Hinata is a popular character among Naruto fans, ranking tenth in the first annual character popularity poll, sixth in both the second and third, 12th in the fourth, ninth in the fifth, 13th in the sixth, and tenth in the seventh. Amy McNulty of Anime News Network complimented the voice work of Stephanie Sheh for "simultaneously conveying the character's shyness, anxiety and determination". Hinata merchandise has been released, including figurines. In a poll from 2021, Hinata was voted as the fourth most popular character in Boruto: Naruto Next Generations. In 2023, in the first global poll, Hinata was found to be the franchise's tenth most popular character overall, and the second most popular female character behind Sakura Haruno.

Reviewing one of the series' early story arcs, Carl Kimlinger of Anime News Network said that her fight stimulated her "determination to change" because of her weak personality. IGNs Charles White enjoyed Hinata's character arc in the first anime series, praising how she fought alone in order to save Naruto from the antagonist Jiga. During the series' final arc, Chris Beveridge of The Fandom Post liked the way Hinata supported Naruto and helped him to keep fighting against their enemies alongside her. Critic Yukari Fujimoto stated that Hinata, along with other female characters, prioritized love, treating it as more important than excelling as a ninja. After seeing her in the series' Part II for the first time, Jason Thompson enjoyed Hinata's design and expected that she and Naruto would form a couple in the future. For the finale, Ramsey Isler of IGN stated that while Hinata and Naruto ending up together was not a surprise, it nonetheless disappointed some fans who wanted Naruto to start a relationship with Sakura Haruno.

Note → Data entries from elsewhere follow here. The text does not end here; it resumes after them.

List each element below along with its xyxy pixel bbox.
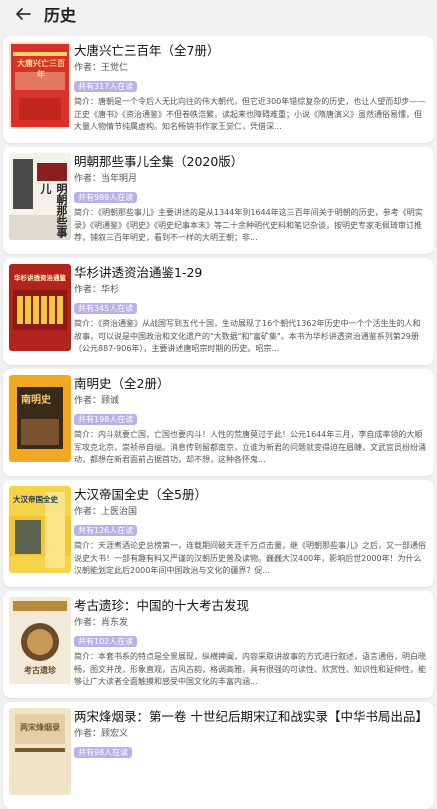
- book-card[interactable]: 大汉帝国全史 大汉帝国全史（全5册） 作者：上医治国 共有126人在读 简介：天…: [3, 480, 434, 587]
- book-card[interactable]: 明朝那些事儿 明朝那些事儿全集（2020版） 作者：当年明月 共有989人在读 …: [3, 147, 434, 254]
- page-title: 历史: [44, 6, 77, 25]
- book-title: 两宋烽烟录：第一卷 十世纪后期宋辽和战实录【中华书局出品】: [74, 709, 428, 724]
- reader-count-badge: 共有198人在读: [74, 414, 138, 425]
- book-description: 简介：唐朝是一个令后人无比向往的伟大朝代，但它近300年错综复杂的历史，也让人望…: [74, 97, 426, 131]
- reader-count-badge: 共有102人在读: [74, 636, 138, 647]
- book-title: 华杉讲透资治通鉴1-29: [74, 265, 203, 280]
- reader-count-badge: 共有345人在读: [74, 303, 138, 314]
- book-title: 大唐兴亡三百年（全7册）: [74, 43, 220, 58]
- book-author: 作者：王觉仁: [74, 63, 129, 73]
- reader-count-badge: 共有317人在读: [74, 81, 138, 92]
- book-cover[interactable]: 华杉讲透资治通鉴: [9, 264, 71, 351]
- book-cover[interactable]: 南明史: [9, 375, 71, 462]
- book-description: 简介：《明朝那些事儿》主要讲述的是从1344年到1644年这三百年间关于明朝的历…: [74, 208, 423, 242]
- book-title: 南明史（全2册）: [74, 376, 170, 391]
- cover-title: 华杉讲透资治通鉴: [14, 274, 66, 282]
- book-cover[interactable]: 大唐兴亡三百年: [9, 42, 71, 129]
- book-description: 简介：《资治通鉴》从战国写到五代十国，生动展现了16个朝代1362年历史中一个个…: [74, 319, 421, 353]
- book-card[interactable]: 考古遗珍 考古遗珍：中国的十大考古发现 作者：肖东发 共有102人在读 简介：本…: [3, 591, 434, 698]
- book-author: 作者：当年明月: [74, 174, 138, 184]
- book-author: 作者：华杉: [74, 285, 120, 295]
- book-author: 作者：顾诚: [74, 396, 120, 406]
- book-author: 作者：上医治国: [74, 507, 138, 517]
- reader-count-badge: 共有126人在读: [74, 525, 138, 536]
- book-card[interactable]: 两宋烽烟录 两宋烽烟录：第一卷 十世纪后期宋辽和战实录【中华书局出品】 作者：顾…: [3, 702, 434, 809]
- back-arrow-icon[interactable]: [12, 3, 34, 25]
- book-description: 简介：天涯煮酒论史总榜第一，连载期间破天涯千万点击量，继《明朝那些事儿》之后，又…: [74, 541, 426, 575]
- book-author: 作者：顾宏义: [74, 729, 129, 739]
- book-cover[interactable]: 明朝那些事儿: [9, 153, 71, 240]
- book-card[interactable]: 南明史 南明史（全2册） 作者：顾诚 共有198人在读 简介：内斗就要亡国，亡国…: [3, 369, 434, 476]
- book-card[interactable]: 大唐兴亡三百年 大唐兴亡三百年（全7册） 作者：王觉仁 共有317人在读 简介：…: [3, 36, 434, 143]
- book-description: 简介：本套书系的特点是全景展现，纵横捭阖，内容采取讲故事的方式进行叙述，语言通俗…: [74, 652, 426, 686]
- book-cover[interactable]: 考古遗珍: [9, 597, 71, 684]
- cover-title: 考古遗珍: [24, 665, 56, 675]
- cover-title: 两宋烽烟录: [20, 722, 60, 732]
- book-cover[interactable]: 大汉帝国全史: [9, 486, 71, 573]
- book-title: 明朝那些事儿全集（2020版）: [74, 154, 244, 169]
- cover-title: 大汉帝国全史: [13, 495, 58, 504]
- cover-title: 明朝那些事儿: [39, 183, 68, 238]
- top-bar: 历史: [0, 0, 437, 28]
- book-title: 考古遗珍：中国的十大考古发现: [74, 598, 250, 613]
- reader-count-badge: 共有989人在读: [74, 192, 138, 203]
- cover-title: 南明史: [21, 395, 51, 406]
- cover-title: 大唐兴亡三百年: [17, 58, 65, 79]
- book-description: 简介：内斗就要亡国，亡国也要内斗！人性的荒唐莫过于此！公元1644年三月，李自成…: [74, 430, 426, 464]
- book-title: 大汉帝国全史（全5册）: [74, 487, 207, 502]
- book-card[interactable]: 华杉讲透资治通鉴 华杉讲透资治通鉴1-29 作者：华杉 共有345人在读 简介：…: [3, 258, 434, 365]
- book-author: 作者：肖东发: [74, 618, 129, 628]
- reader-count-badge: 共有98人在读: [74, 747, 133, 758]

Critical reception to the development of Naruto and Hinata's relationship in The Last was generally positive. Charles Solomon of Los Angeles Times regarded their relation in the film as an "awkward romance", while Japanator.com wrote that Hinata's struggles with romance were part of the film's favorable aspects. McNulty said that, while the romance might have come off as awkward at first, it became much more appealing to the viewers as the film went on. Brendan Ha of Otaku USA felt that while many readers had known Hinata's feelings for Naruto ever since her early appearances in the series, Naruto's feelings for her had never been seen and thus The Last helped to show them. Ha praised the way Hinata tried to confess her love to Naruto, making the film "touching". Beveridge found the two characters' development appealing, but he also stated that he wished the film had been condensed in order to focus on the main couple only. UK Anime Network writer Dan Rhodes agreed with Beveridge, saying the main storyline's focus was Hinata and Naruto's relationship rather than the appearance of the film's villain, whom he considered forgettable. Chris Homer, another The Fandom Post writer, felt that Naruto fans had wanted to see this particular pair together for over fifteen years and stated the film "delivers"; he also praised the relationship between Hinata and Sakura as the latter tried to help Hinata confess her love to Naruto. David West of Neo said that Hinata and Naruto's relationship was well executed, and he praised the inclusion of previous events from the series in which the two characters were together. He also enjoyed Hinata's role in the film and what happened between her and the antagonist.

In March 2018, Chinese animator Chengxi Huang posted a video of Naruto and Hinata embracing each other naked in bed, to his public work Instagram. The video received fan backlash for being inappropriate for the demographic. Huang's apology stated that the animation was simply practice, and that he wanted to portray the everyday life of a married couple but still deleted the video in response.